Und noch etwas Feines, nicht Alltägliches fand sich auf dem
kleinen Frühstücksbuffet. Eine Spezialität, auf die Sir Peter aus zweierlei
Gründen nicht verzichten wollte und die er daher immer selbst mitbrachte.
Nämlich Haggis, gefüllten Schafmagen, eine Spezialität, die
der schottische Nationaldichter Robert Burns, The great Chieftain o’ the
Puddin-race (etwa: Der große Häuptling der Pudding-Rasse), bezeichnet hatte.
Haggis, das war mit Herz, Leber, Lunge, Nierenfett, das alles vom Schaf, sowie
Zwiebeln und Hafermehl gefüllter Schafmagen, also wahrlich nicht jedermanns
Sache.
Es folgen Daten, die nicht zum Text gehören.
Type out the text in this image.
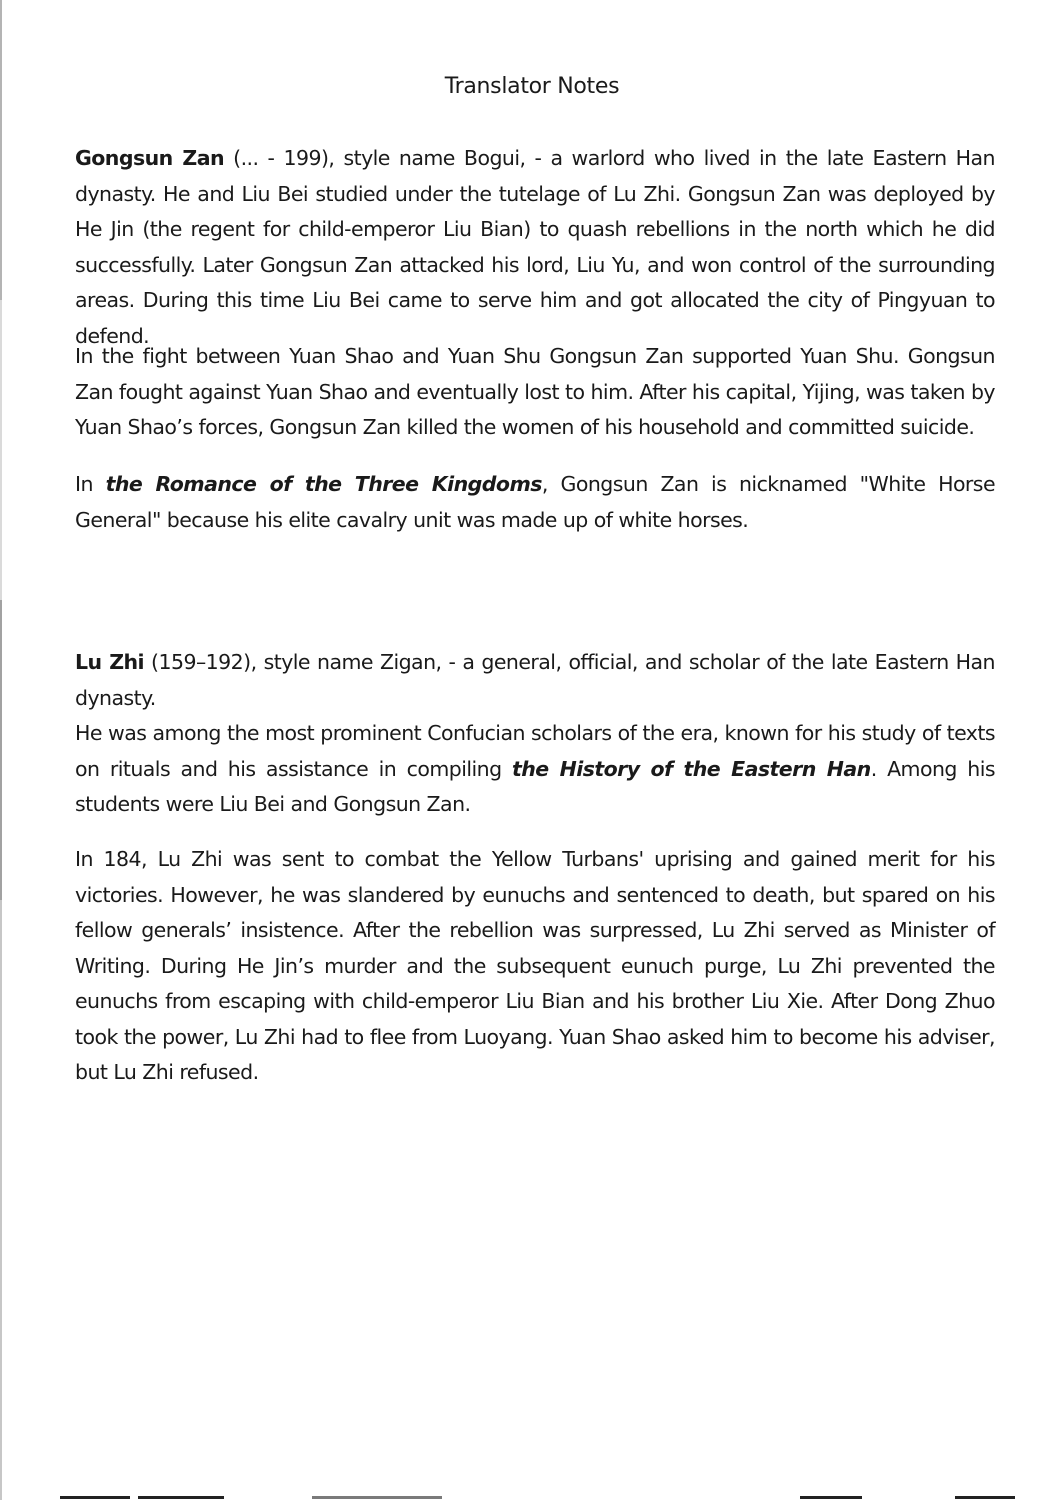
Translator Notes

Gongsun Zan (... - 199), style name Bogui, - a warlord who lived in the late Eastern Han dynasty. He and Liu Bei studied under the tutelage of Lu Zhi. Gongsun Zan was deployed by He Jin (the regent for child-emperor Liu Bian) to quash rebellions in the north which he did successfully. Later Gongsun Zan attacked his lord, Liu Yu, and won control of the surrounding areas. During this time Liu Bei came to serve him and got allocated the city of Pingyuan to defend.

In the fight between Yuan Shao and Yuan Shu Gongsun Zan supported Yuan Shu. Gongsun Zan fought against Yuan Shao and eventually lost to him. After his capital, Yijing, was taken by Yuan Shao’s forces, Gongsun Zan killed the women of his household and committed suicide.

In the Romance of the Three Kingdoms, Gongsun Zan is nicknamed "White Horse General" because his elite cavalry unit was made up of white horses.

Lu Zhi (159–192), style name Zigan, - a general, official, and scholar of the late Eastern Han dynasty.

He was among the most prominent Confucian scholars of the era, known for his study of texts on rituals and his assistance in compiling the History of the Eastern Han. Among his students were Liu Bei and Gongsun Zan.

In 184, Lu Zhi was sent to combat the Yellow Turbans' uprising and gained merit for his victories. However, he was slandered by eunuchs and sentenced to death, but spared on his fellow generals’ insistence. After the rebellion was surpressed, Lu Zhi served as Minister of Writing. During He Jin’s murder and the subsequent eunuch purge, Lu Zhi prevented the eunuchs from escaping with child-emperor Liu Bian and his brother Liu Xie. After Dong Zhuo took the power, Lu Zhi had to flee from Luoyang. Yuan Shao asked him to become his adviser, but Lu Zhi refused.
Nun war es nicht so, dass Millfish verrückt nach dem Zeug gewesen wäre.
Beileibe nicht, nein, er mochte das Zeug ganz gerne und gefiel sich, wenn ihn
die anderen unter lauter Ahs und Ohs dafür bewunderten, dass er das
hinunterbrachte.
Den größten Spaß hatte der Sir aber, wenn es ihm gelang, seine
Gäste nicht schottischer oder zumindest britischer Esskultur zum Konsum eines
Stückes Haggis zu verführen. So gut gelaunt, wie er war, wenn er sich nach
entsprechendem kulinarischem Nachhilfeunterricht am Würgen seiner
blassgesichtigen Opfer delektierte, war er bei sonstigen Anlässen kaum.